TrustServista explained #1: The text analytics approach

In this blog series we will dig into the TrustServista functionality and explain the inner workings of the platform. One of the key feedback items we received from our beta testers was the somewhat-difficult-to-grasp text analytics concepts that are used throughout the software, from the implementation of our algorithms to the visualization of information.

Dealing with human generated text (in our case news articles, blog posts or social media messages) that needs to be “understood” by a software program with no human intervention, falls under the Artificial Intelligence discipline know as “text analytics“, also know as text mining. This approach consists of a set of linguistic, statistical, and machine learning techniques that can automatically extract high quality information from digital text. For example, automatically categorizing documents, calculating frequency of certain words or determining the sentiment of an article, is done by text analytics.

Going even beyond in complexity, human-machine interaction relies on Natural Language Processing (NLP) techniques, that can provide even more understanding to a text: extraction of named entities (names, location, products), automatic summarization, morphological analysis, word segmentation and so on.

TrustServista makes use of a mix of text analytics and NLP in order to determine the origin and trustworthiness of news, as described below. We use our own algorithms and also rely on Rosette API from Basis Technology.

Generating Trending Topics

These topics, or stories, are basically clusters of articles grouped together by similarity. All articles grouped within a topic talk about the same things, within a relatively short (1 week) time span. TrustServista generates these topic fully automated, with no human intervention.

We will detail the trending topic generation and the text analytics algorithms we use in a future blog post.

Determining article sentiment

Whether and article is “positive”, “neutral” or “negative” is also determined automatically, by using sentiment analysis algorithms. Document level sentiment analysis is applied to each article, in order to determine its polarity and ultimately its subjectivity, which is used in TrustServista’s TrustLevel calculation.

We will detail the sentiment analysis algorithms in a future blog post.

Extracting information from articles

Understanding articles without even reading them is possible with the NLP technique of entity extraction. Extraction of entities means the automatic identification of keywords in an article that represent people, places, organizations, email addresses, products, dates, times. Using machine learning statistical models, all articles are processed by TrustServista this way.

Entity extraction is not only used for visualization purposes, but also to perform the trending topic clustering, finding links between articles and determining the TrustLevel.
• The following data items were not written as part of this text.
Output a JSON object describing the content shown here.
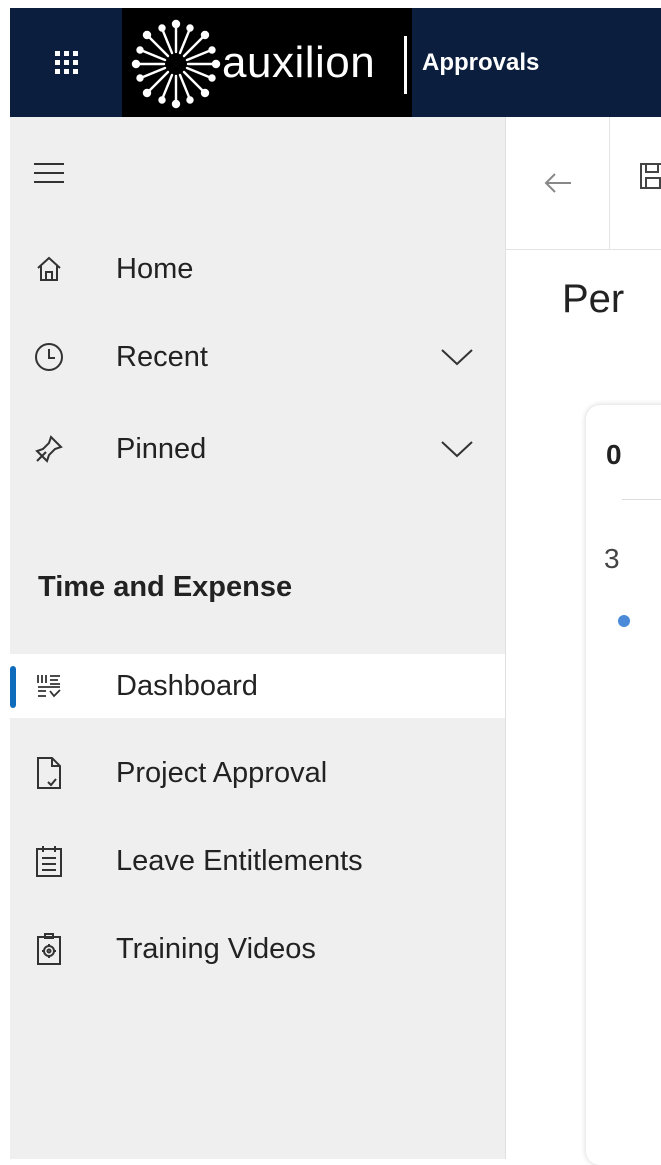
{
  "header": {
    "logo_text": "auxilion",
    "app_title": "Approvals",
    "colors": {
      "bar": "#0b1e3d",
      "logo_bg": "#000000"
    }
  },
  "nav": {
    "items": [
      {
        "label": "Home",
        "icon": "home-icon"
      },
      {
        "label": "Recent",
        "icon": "clock-icon",
        "expandable": true
      },
      {
        "label": "Pinned",
        "icon": "pin-icon",
        "expandable": true
      }
    ],
    "section_title": "Time and Expense",
    "section_items": [
      {
        "label": "Dashboard",
        "icon": "dashboard-icon",
        "active": true
      },
      {
        "label": "Project Approval",
        "icon": "document-icon"
      },
      {
        "label": "Leave Entitlements",
        "icon": "calendar-icon"
      },
      {
        "label": "Training Videos",
        "icon": "badge-icon"
      }
    ],
    "active_color": "#0f6cbd"
  },
  "main": {
    "page_title": "Per",
    "card": {
      "value1": "0",
      "value2": "3"
    }
  }
}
In the Top Entities card below, extracted entities are color-coded depending on their type: people, places, organizations, dates, aso.

We will detail the entity extraction algorithms in a future blog post.

Automatic summarization of articles

Not having to read an entire article in order to understand the story is also useful and is achieved by TrustServista using NLP algorithms. Produce a readable summary from an entire article is done by automatically identifying most relevant sentences, containing most used (“heaviest”) entities used throughout the article’s content.